AS: New York, San Francisco, too…
PD: So it’s been great. I love it.
Amy, is this it for Jerri, or are there more stories left to tell?
AS: It’s like Paul says, she’s like a bad rash, you never know when she’s gonna reappear. We never plan anything, but I’ve always said I’d like to do a movie of the week, a Christmas movie with Jerri.
What’s next for you guys?
AS: Well, I’m working on a cookbook, it’s more like an art book.
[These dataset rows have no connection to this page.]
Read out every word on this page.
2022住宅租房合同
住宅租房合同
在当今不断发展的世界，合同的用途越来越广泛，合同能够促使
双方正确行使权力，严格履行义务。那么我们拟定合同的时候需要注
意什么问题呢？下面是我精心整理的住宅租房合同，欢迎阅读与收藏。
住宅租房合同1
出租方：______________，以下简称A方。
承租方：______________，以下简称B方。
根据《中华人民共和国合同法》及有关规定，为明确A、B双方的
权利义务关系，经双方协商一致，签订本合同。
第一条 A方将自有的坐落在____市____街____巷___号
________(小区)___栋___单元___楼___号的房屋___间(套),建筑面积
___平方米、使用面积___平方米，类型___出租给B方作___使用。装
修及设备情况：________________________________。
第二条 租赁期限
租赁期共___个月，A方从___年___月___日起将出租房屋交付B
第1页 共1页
Paul helped me write it, so that’s coming out in October. So I’m in deadline city right now. This wouldn’t be so hard if I didn’t have that hanging over me.
PD: I wrote another feature that I’m going to shoot in the fall.
AS: And he needs to let me know when he’s having auditions. He’s got to have a little something in it for me.
Open forum time. Do you guys have anything to say about SAG to our readers?
AS: It’s so exciting for me to get that big envelope in the mail with a residual check. I have it sent directly to me, so I can just enjoy that moment. I know if something has run, and if it’s like Maid in Manhattan or something like that, it’s very satisfying to get that check.
Strangers with Candy opens July 7 in select cities.